The advent of software-as-a-service (SaaS) has changed how enterprises approach their IT operations, with many departments now regarding server infrastructure management, maintenance and vigilant security monitoring as tasks properly assigned to their cloud providers. In theory, this new division of labor permits businesses to devote more mindshare to application development and deployment, processes which are enhanced by the provider's presumed ongoing provision of scalable resources at a price that rivals or sometimes undercuts the cost of operating a legacy system.
However, the contractual, pay-as-you-go nature of SaaS makes it crucial that both the company and the provider know their responsibilities, and SaaS providers may be shortchanging their customers by not providing sufficient transparency on their security diligence. A recent groundbreaking Gartner study has revealed that SaaS agreements are often riddled with ambiguities about the exact security measures taken by the provider, which in turn frustrates the risk management efforts of enterprises that have strict data compliance imperatives. Additionally, even in the case of a enterprise finding fault with SaaS security, some contracts do not permit easy cancelation of service on the basis of perceived shortfalls in this area.
Dissatisfaction with SaaS is widespread, and it will continue for some time
Gartner analysts reported that most companies are currently unhappy with their SaaS contracts and will remain so for at least several more years, estimating that, through 2015, 80 percent of them will be dissatisfied with contract language. In the event of a major data breach or network attack, they would not feel confident about their providers having implemented the proper safeguards, nor their abilities to prevent data loss or compliance lapses. Moreover, they would not even know whether it was the provider's contractual obligation to do so.
"Whatever term is used to describe the specifics of the service-level agreement (SLA), IT procurement professionals expecting their data to be protected from attack, or to be restorable in case of an incident, must ensure their providers are contractually obligated to meet those expectations," said Gartner vice president and analyst Alexa Bona. "We recommend they also include recovery time and recovery point objectives and data integrity measures in the SLAs, with meaningful penalties if these are missed."
Reporting on the Gartner study, ZDNet's Zack Whittaker pointed out that inadequate data governance, generated as a result of false assumptions about the distribution of cloud security responsibilities, could land organizations in hot water with not only their customers, but also regulators.
In the report, Gartner analysts recommended that companies demand from their SaaS provider the right to an annual, third-party audit and certification. If the security review exposes a key vulnerability, or if the organization ultimately suffers a breach of their cloud-contingent data, then it should also be able to terminate its SaaS contract, advised the report's coordinators.
"It will become increasingly common practice to perform assessments in a variety of ways, including reviewing responses to a questionnaire, reviewing third-party audit statements, conducting on-site audits and/or monitoring the cloud services provider," argued Bona.
What can companies do to ensure fairer, more transparent contracts?
In order to obtain more workable contracts, companies may also need to involve more security personnel in the process.

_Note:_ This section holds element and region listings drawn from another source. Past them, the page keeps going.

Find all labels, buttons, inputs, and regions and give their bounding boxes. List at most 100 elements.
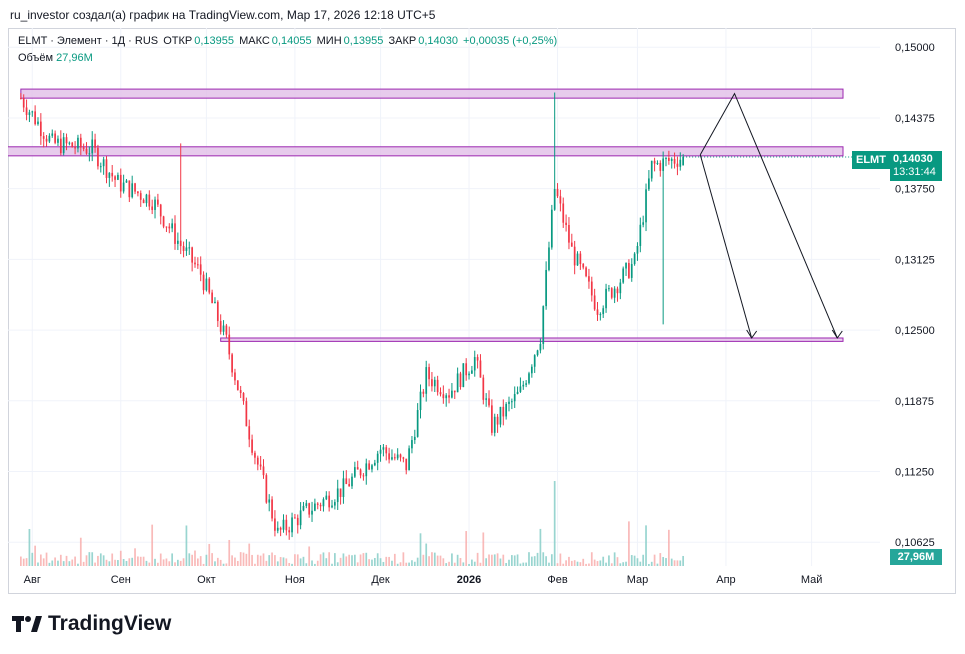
last-price-tag: 0,14030 13:31:44 [890, 151, 942, 181]
zone-upper [20, 88, 844, 99]
candle-body [662, 158, 665, 171]
candle-body [522, 384, 525, 387]
candle-body [565, 222, 567, 226]
volume-bar [468, 563, 470, 566]
volume-bar [99, 553, 102, 566]
candle-body [659, 162, 662, 171]
volume-bar [668, 529, 670, 566]
candle-body [425, 367, 428, 394]
volume-bar [274, 555, 276, 566]
legend-open: 0,13955 [194, 35, 234, 47]
volume-bar [459, 558, 462, 566]
candle-body [459, 373, 462, 388]
y-tick-label: 0,13125 [895, 254, 935, 266]
candle-body [191, 247, 193, 263]
volume-bar [368, 559, 370, 566]
volume-legend-value: 27,96M [56, 52, 93, 64]
candle-body [568, 225, 570, 243]
volume-bar [342, 553, 345, 566]
volume-bar [114, 559, 116, 566]
candle-body [57, 138, 59, 143]
candle-body [276, 527, 279, 531]
candle-body [168, 226, 171, 229]
candle-body [274, 518, 276, 531]
volume-bar [536, 552, 539, 566]
tradingview-brand: TradingView [48, 612, 172, 635]
volume-bar [530, 556, 533, 566]
volume-bar [108, 561, 111, 566]
candle-body [579, 253, 582, 264]
volume-bar [448, 561, 450, 566]
candle-body [111, 172, 114, 177]
candle-body [68, 142, 71, 144]
candle-body [385, 447, 388, 454]
candle-body [334, 502, 336, 506]
last-price: 0,14030 [893, 153, 933, 165]
candle-body [553, 188, 556, 210]
volume-bar [650, 561, 653, 566]
volume-bar [376, 553, 379, 566]
volume-bar [519, 563, 522, 566]
candle-body [556, 188, 559, 197]
candle-body [265, 475, 268, 503]
volume-bar [616, 557, 619, 566]
tradingview-logo[interactable]: TradingView [12, 612, 171, 636]
candle-body [225, 325, 228, 335]
volume-bar [673, 560, 676, 566]
candle-body [582, 263, 585, 268]
volume-bar [373, 557, 376, 566]
volume-bar [308, 546, 311, 566]
y-tick-label: 0,11250 [895, 466, 934, 478]
volume-bar [365, 552, 368, 566]
volume-bar [391, 560, 393, 566]
volume-bar [419, 533, 422, 566]
candle-body [348, 483, 350, 487]
volume-bar [393, 553, 396, 566]
volume-bar [142, 556, 145, 566]
volume-bar [302, 556, 305, 566]
volume-bar [19, 556, 22, 566]
candle-body [137, 191, 139, 194]
volume-bar [91, 552, 94, 566]
candle-body [508, 401, 510, 404]
volume-bar [413, 561, 416, 566]
candle-body [428, 367, 430, 380]
candle-body [393, 457, 396, 459]
volume-bar [202, 563, 205, 566]
volume-bar [399, 562, 402, 566]
candle-body [42, 136, 45, 139]
candle-body [236, 380, 239, 391]
candle-body [368, 463, 370, 470]
volume-bar [608, 555, 610, 566]
volume-bar [65, 555, 68, 566]
volume-bar [542, 552, 545, 566]
candle-body [473, 357, 476, 371]
candle-body [37, 121, 39, 125]
candle-body [328, 495, 331, 508]
candle-body [593, 295, 596, 310]
volume-bar [359, 554, 362, 566]
candle-body [619, 282, 622, 294]
candle-body [296, 517, 299, 526]
x-tick-label: Дек [371, 574, 390, 586]
volume-bar [379, 558, 382, 566]
candle-body [134, 183, 136, 192]
volume-bar [539, 528, 542, 566]
volume-bar [439, 555, 442, 566]
volume-bar [88, 552, 91, 566]
candle-body [576, 253, 579, 266]
price-chart[interactable]: 0,15000 0,14375 0,13750 0,13125 0,12500 0,118… [8, 28, 956, 594]
candle-body [588, 276, 590, 282]
volume-bar [334, 553, 336, 566]
candle-body [433, 379, 436, 387]
volume-bar [214, 561, 216, 566]
candle-body [71, 142, 74, 148]
volume-bar [122, 558, 125, 566]
candle-body [268, 499, 271, 503]
volume-bar [128, 558, 131, 566]
candle-body [682, 156, 684, 166]
volume-bar [428, 556, 430, 566]
volume-bar [593, 559, 596, 566]
volume-bar [445, 563, 448, 566]
candle-body [542, 306, 545, 344]
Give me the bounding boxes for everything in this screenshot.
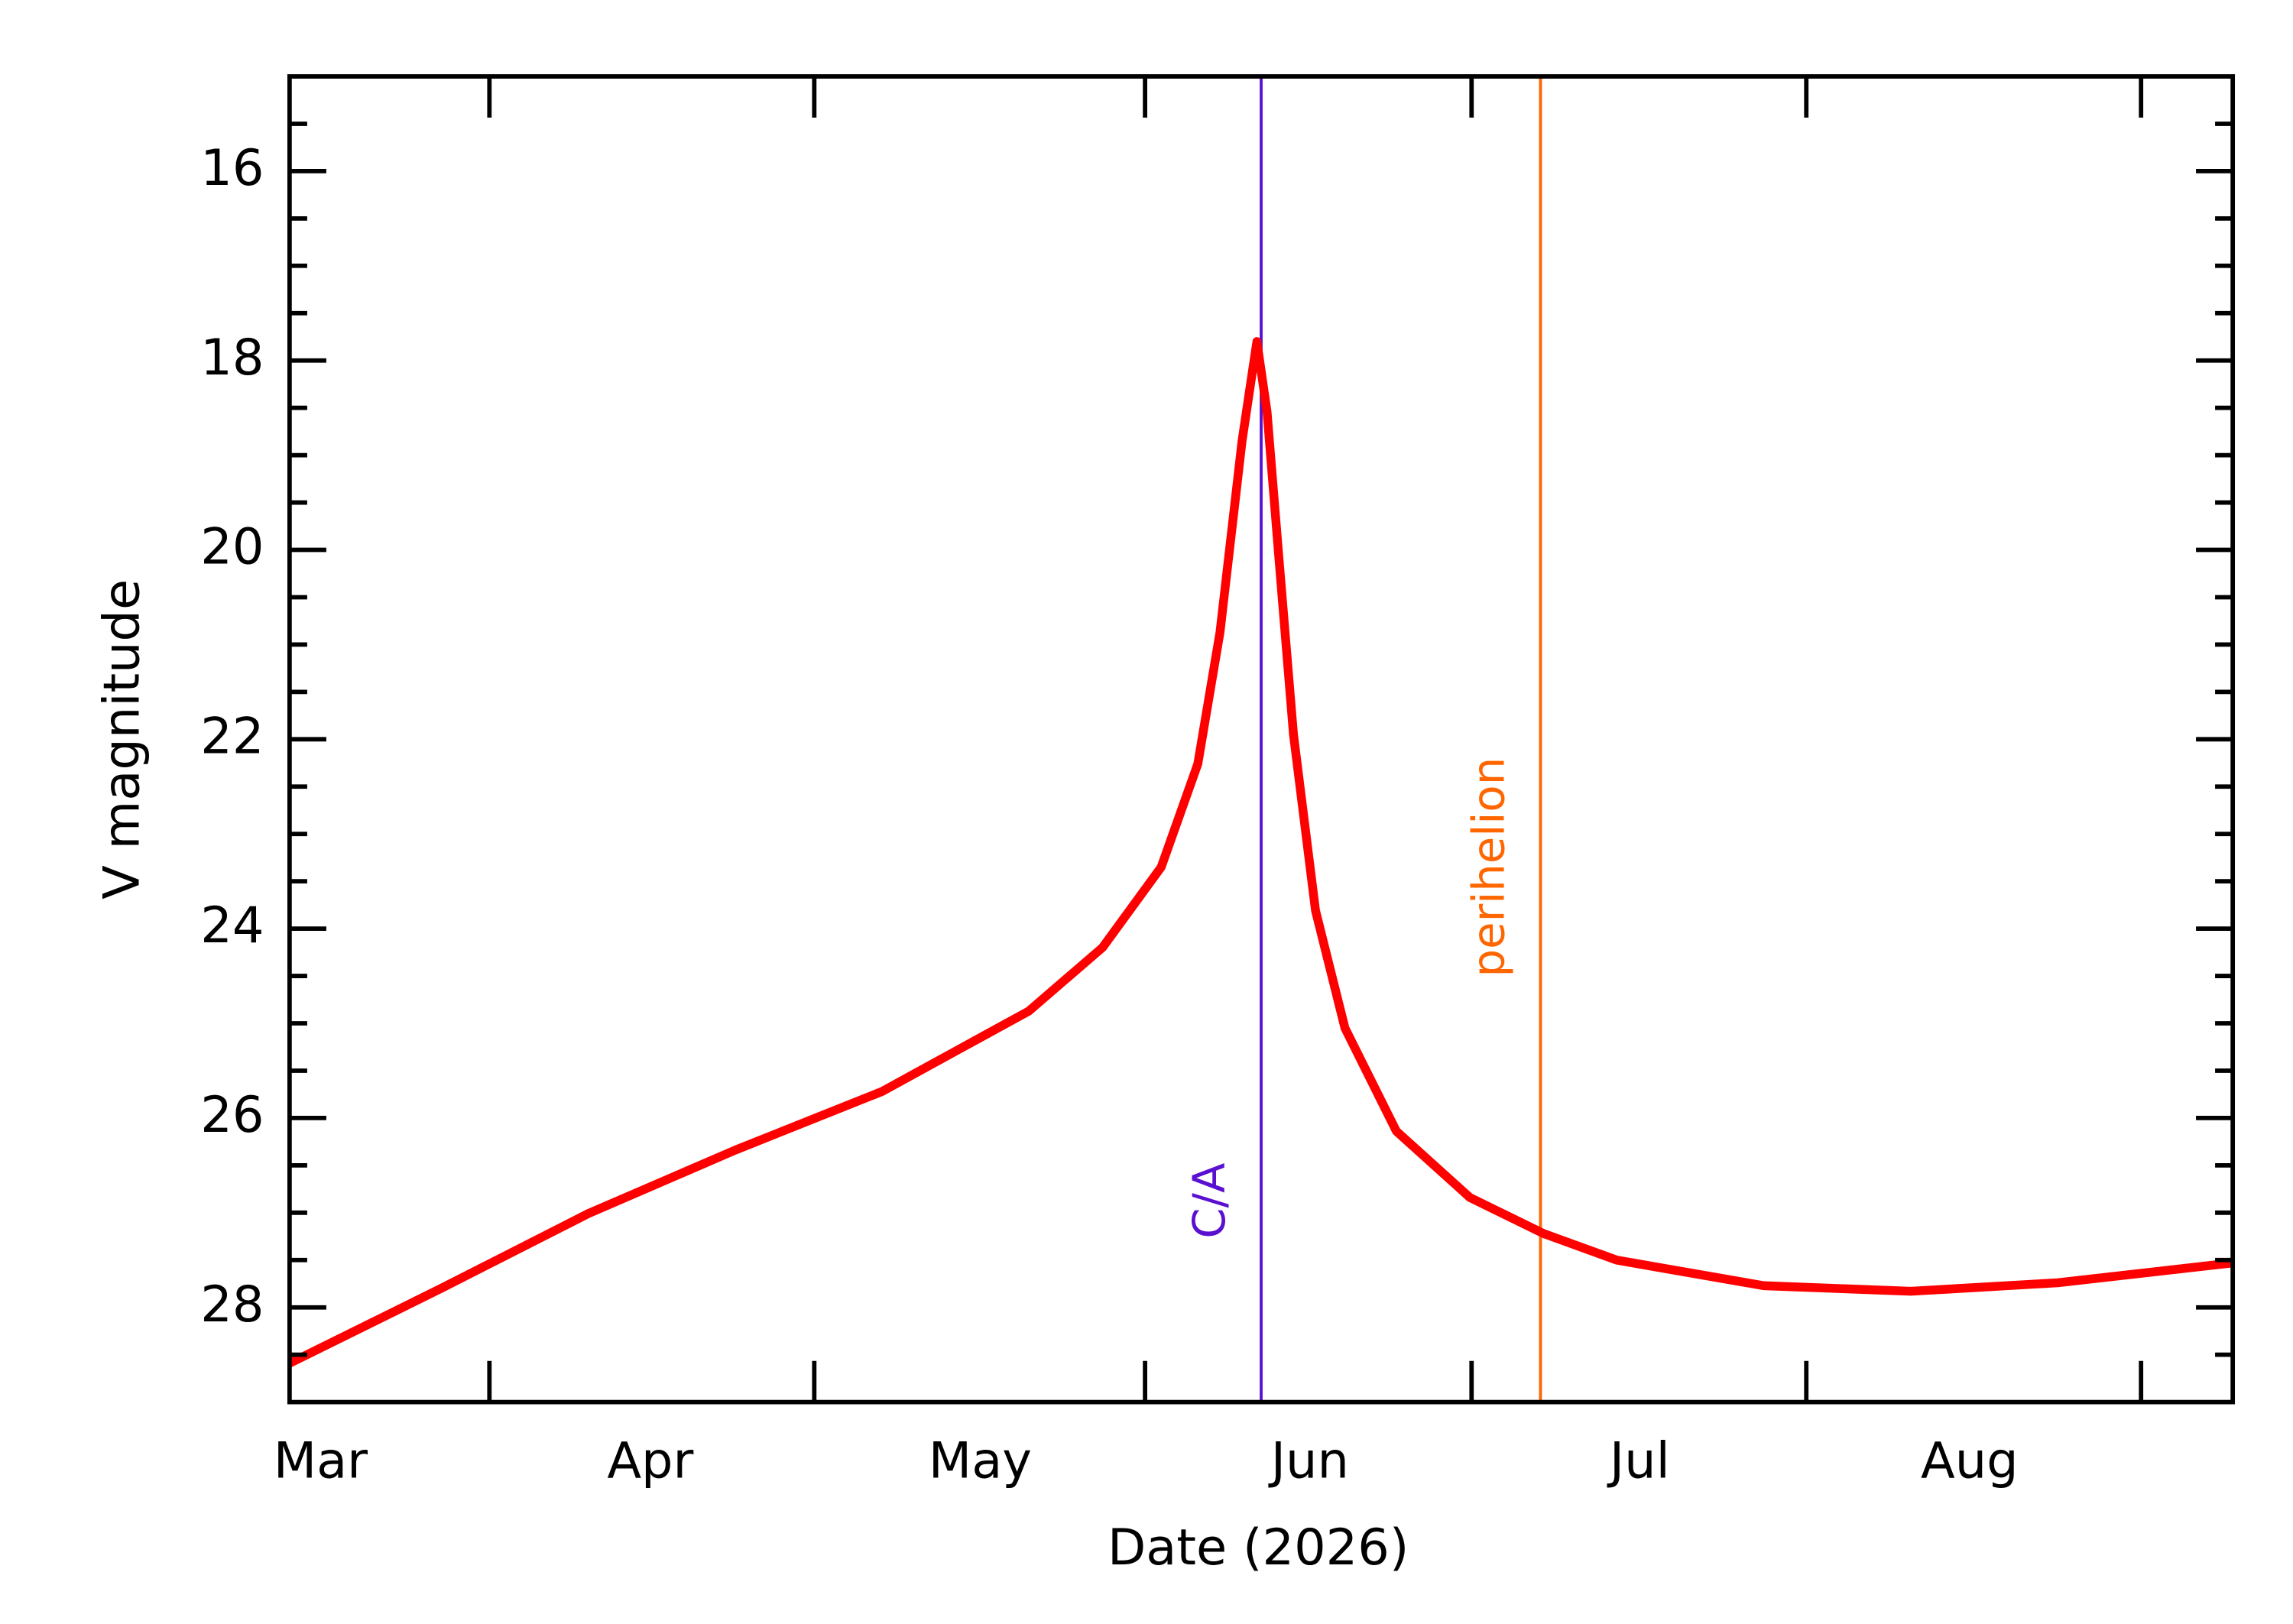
y-axis-title: V magnitude [93, 579, 151, 900]
marker-label: perihelion [1463, 757, 1515, 977]
x-tick-label: Jun [1268, 1431, 1349, 1489]
marker-label: C/A [1183, 1163, 1235, 1239]
y-tick-label: 22 [200, 707, 264, 765]
data-line [287, 337, 2233, 1368]
y-tick-label: 24 [200, 896, 264, 955]
y-tick-label: 20 [200, 518, 264, 576]
x-tick-label: May [929, 1431, 1032, 1489]
x-tick-label: Aug [1921, 1431, 2019, 1489]
plot-frame [287, 74, 2236, 1405]
y-tick-label: 26 [200, 1086, 264, 1144]
y-tick-label: 16 [200, 139, 264, 197]
x-axis-title: Date (2026) [1108, 1519, 1409, 1577]
y-tick-label: 28 [200, 1276, 264, 1334]
y-tick-label: 18 [200, 329, 264, 387]
x-tick-label: Jul [1607, 1431, 1670, 1489]
x-tick-label: Apr [607, 1431, 693, 1489]
x-tick-label: Mar [274, 1431, 368, 1489]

"Concerns about the risk ramifications of cloud computing are increasingly motivating security, continuity, recovery, privacy and compliance managers to participate in the buying process led by IT procurement professionals," concluded Bona. "They should continue regularly to review their cloud contract protection to ensure that IT procurement professionals make sustainable deals that contain sufficient risk mitigation."
Also writing for ZDNet, cloud technologies analyst Joe McKendrick presented an additional set of specific measures that companies could take to obtain clearer contracts. Examining a report from the QMUL Cloud Legal Project at the University of London, he also explored some of the underlying conceptual disagreements between providers and customers that have led to the current impasse over SaaS security.
To put pressure on their providers to change, business can join users groups for a specific vendor, which McKendrick stated would give extra weight to their grievances and perhaps eventually connect them with individual SaaS managers. At a larger scale, companies can also maintain relationships with multiple vendors in order to prevent being completely reliant on one provider for management of their critical data.
However, these tactics do not resolve some fundamental differences separating SaaS providers and clients. For example, many organizations, especially ones located in the European Union, have firm requirements that their data reside within specific jurisdictions or geographies. Cloud providers do not often volunteer information as to the whereabouts of their server infrastructures, nor do they accept sole liability for service interruptions or subsequent data loss, resulting in contracts that do not meet client needs.
On top of ambiguity, many contracts contain what McKendrick called "onerous automatic renewal policies," which lock customers into these questionable terms for long periods and at great cost. In some scenarios, businesses may actually be better off, financially and operationally, reverting to an on-site data center while they sort out provider issues.